A Veracel, indústria de celulose do Sul da Bahia, está com vagas abertas. Oportunidades são para Bahia e Minas Gerais. Fique atento ao prazo de inscrições

Veracel Celulose está com seleção aberta nas áreas de Colheita Florestal e Desenvolvimento Humano. As pessoas interessadas para a oportunidade de Especialista em Desenvolvimento Humano e Organizacional têm até o dia 12 de janeiro para se inscreverem. Já as inscrições para Operadoras e Operadores de colheita seguem até o dia 31 de janeiro. Nesse caso, as vagas são para atuação na Bahia e em Minas Gerais.

Para a oportunidade de Especialista em Desenvolvimento Humano Organizacional, é preciso:

  • Formação Superior Completo
  • Especialização/ Pós-Graduação em Gestão de Pessoas
  • Conhecimento em Ferramentas de Assessment
  • Disponibilidade para residir na região Sul da Bahia (Porto Seguro ou Eunápolis);


Experiência em:

  • Gestão de Carreira;
  • Gestão de Desempenho;
  • Desenvolvimento de Liderança;
  • Processo de coach e mentoring;
  • Será um diferencial experiência com sistema Success Factors;


Modelo de trabalho:

  • Modalidade híbrido.

 
Para as 18 vagas de Operadora ou Operador de Colheita Florestal, os requisitos são:

• Ensino Médio completo;

• Possuir CNH categoria “B” ou superior;

• Curso de Operação de Máquinas Florestais pelo SENAI ou equivalente;

• Ter Experiência em Operação de Máquinas Florestais (será um diferencial se o candidato possuir experiência na operação dos equipamentos Harvester ou Forwarder). 

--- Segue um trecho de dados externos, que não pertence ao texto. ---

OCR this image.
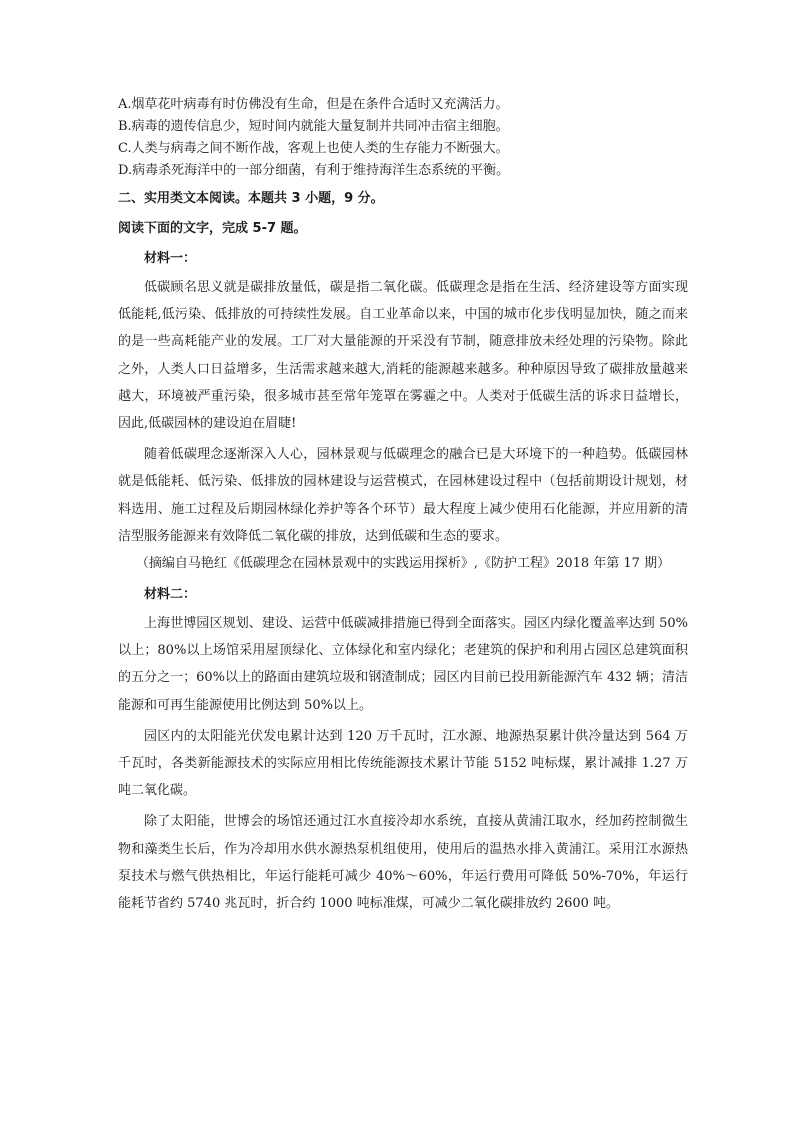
A.烟草花叶病毒有时仿佛没有生命，但是在条件合适时又充满活力。

B.病毒的遗传信息少，短时间内就能大量复制并共同冲击宿主细胞。

C.人类与病毒之间不断作战，客观上也使人类的生存能力不断强大。

D.病毒杀死海洋中的一部分细菌，有利于维持海洋生态系统的平衡。

二、实用类文本阅读。本题共 3 小题，9 分。

阅读下面的文字，完成 5-7 题。

材料一：

低碳顾名思义就是碳排放量低，碳是指二氧化碳。低碳理念是指在生活、经济建设等方面实现低能耗,低污染、低排放的可持续性发展。自工业革命以来，中国的城市化步伐明显加快，随之而来的是一些高耗能产业的发展。工厂对大量能源的开采没有节制，随意排放未经处理的污染物。除此之外，人类人口日益增多，生活需求越来越大,消耗的能源越来越多。种种原因导致了碳排放量越来越大，环境被严重污染，很多城市甚至常年笼罩在雾霾之中。人类对于低碳生活的诉求日益增长，因此,低碳园林的建设迫在眉睫!

随着低碳理念逐渐深入人心，园林景观与低碳理念的融合已是大环境下的一种趋势。低碳园林就是低能耗、低污染、低排放的园林建设与运营模式，在园林建设过程中（包括前期设计规划，材料选用、施工过程及后期园林绿化养护等各个环节）最大程度上减少使用石化能源，并应用新的清洁型服务能源来有效降低二氧化碳的排放，达到低碳和生态的要求。

（摘编自马艳红《低碳理念在园林景观中的实践运用探析》,《防护工程》2018 年第 17 期）

材料二：

上海世博园区规划、建设、运营中低碳减排措施已得到全面落实。园区内绿化覆盖率达到 50%以上；80%以上场馆采用屋顶绿化、立体绿化和室内绿化；老建筑的保护和利用占园区总建筑面积的五分之一；60%以上的路面由建筑垃圾和钢渣制成；园区内目前已投用新能源汽车 432 辆；清洁能源和可再生能源使用比例达到 50%以上。

园区内的太阳能光伏发电累计达到 120 万千瓦时，江水源、地源热泵累计供冷量达到 564 万千瓦时，各类新能源技术的实际应用相比传统能源技术累计节能 5152 吨标煤，累计减排 1.27 万吨二氧化碳。

除了太阳能，世博会的场馆还通过江水直接冷却水系统，直接从黄浦江取水，经加药控制微生物和藻类生长后，作为冷却用水供水源热泵机组使用，使用后的温热水排入黄浦江。采用江水源热泵技术与燃气供热相比，年运行能耗可减少 40%～60%，年运行费用可降低 50%-70%，年运行能耗节省约 5740 兆瓦时，折合约 1000 吨标准煤，可减少二氧化碳排放约 2600 吨。
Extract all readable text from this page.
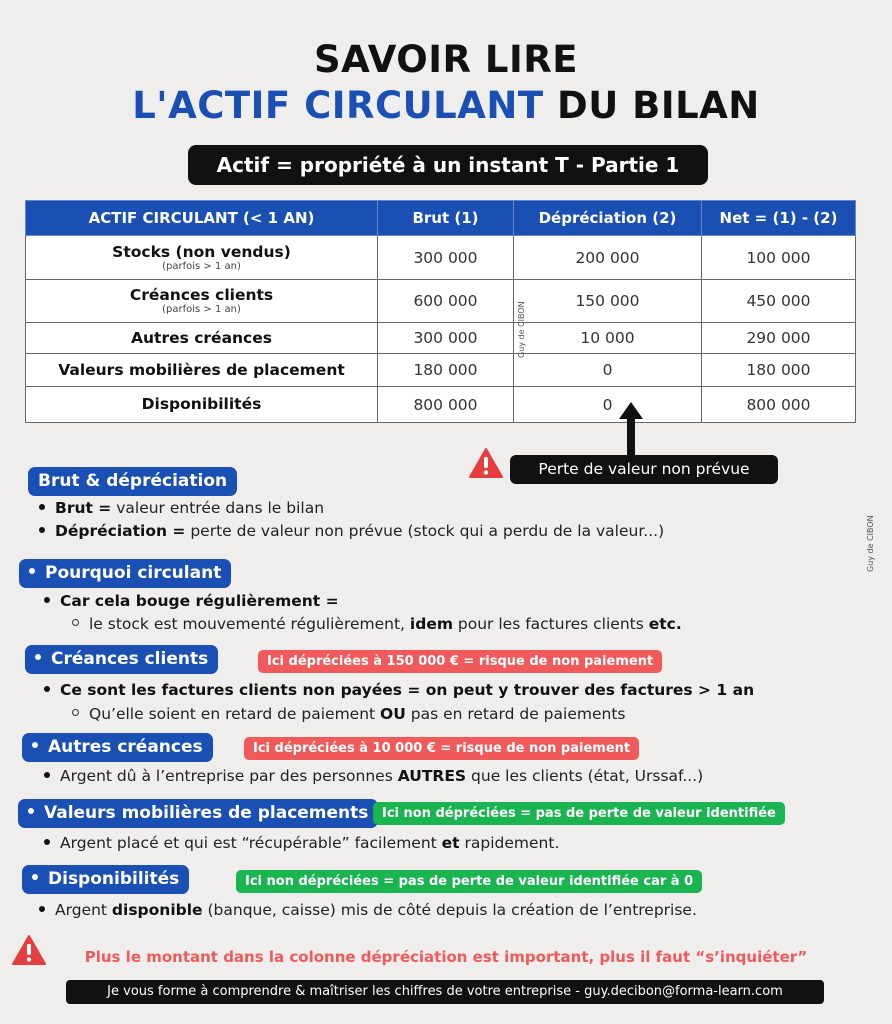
SAVOIR LIRE
L'ACTIF CIRCULANT DU BILAN
Actif = propriété à un instant T - Partie 1
ACTIF CIRCULANT (< 1 AN)	Brut (1)	Dépréciation (2)	Net = (1) - (2)
Stocks (non vendus)
(parfois > 1 an)	300 000	200 000	100 000
Créances clients
(parfois > 1 an)	600 000	150 000	450 000
Autres créances	300 000	10 000	290 000
Valeurs mobilières de placement	180 000	0	180 000
Disponibilités	800 000	0	800 000
Guy de CIBON
Guy de CIBON
Perte de valeur non prévue
Brut & dépréciation
Brut = valeur entrée dans le bilan
Dépréciation = perte de valeur non prévue (stock qui a perdu de la valeur...)
Pourquoi circulant
Car cela bouge régulièrement =
le stock est mouvementé régulièrement, idem pour les factures clients etc.
Créances clients	Ici dépréciées à 150 000 € = risque de non paiement
Ce sont les factures clients non payées = on peut y trouver des factures > 1 an
Qu’elle soient en retard de paiement OU pas en retard de paiements
Autres créances	Ici dépréciées à 10 000 € = risque de non paiement
Argent dû à l’entreprise par des personnes AUTRES que les clients (état, Urssaf...)
Valeurs mobilières de placements	Ici non dépréciées = pas de perte de valeur identifiée
Argent placé et qui est “récupérable” facilement et rapidement.
Disponibilités	Ici non dépréciées = pas de perte de valeur identifiée car à 0
Argent disponible (banque, caisse) mis de côté depuis la création de l’entreprise.
Plus le montant dans la colonne dépréciation est important, plus il faut “s’inquiéter”
Je vous forme à comprendre & maîtriser les chiffres de votre entreprise - guy.decibon@forma-learn.com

O processo seletivo será promovido em alinhamento com os pilares de Diversidade e Inclusão da Veracel. Todas as vagas estão disponíveis para pessoas com deficiências também.

– Inscrições até o dia 17 de janeiro de 2023:
Especialista em Desenvolvimento Humano Organizacional
Candidate-se, clicando aqui.


– Inscrições até o dia 30 de janeiro de 2023:
Operadora ou Operador de Colheita Florestal I – BA:
Candidate-se, clicando aqui.

Operadora ou Operador de Colheita Florestal I – MG
Candidate-se, clicando aqui.


A empresa oferece salários compatíveis com o mercado, além de benefícios como assistência médica, assistência odontológica, Cesta de Natal, previdência privada, programa de remuneração variável, programa de treinamentos, seguro de vida e vale-alimentação, entre outros.

A Veracel faz parte do ranking de melhores lugares para trabalhar da Bahia, de acordo com a consultoria global Great Place to Work – GPTW. Acesse nosso site e saiba mais sobre a empresa!


Sobre a Veracel

A Veracel Celulose é uma empresa de bioeconomia brasileira que integra operações florestais, industriais e de logística, que resultam em uma produção anual média de 1,1 milhão de toneladas de celulose, gerando mais de 3,2 mil empregos próprios e de terceiros, na região da Costa do Descobrimento, sul da Bahia e no Vale do Jequitinhonha, em Minas Gerais. Além da geração de empregos, renda e tributos, a Veracel é protagonista em iniciativas socioambientais no território. O ranking Great Place to Work (GPTW) validou a Veracel como uma das melhores empresas para trabalhar do Brasil pelo 5º ano consecutivo.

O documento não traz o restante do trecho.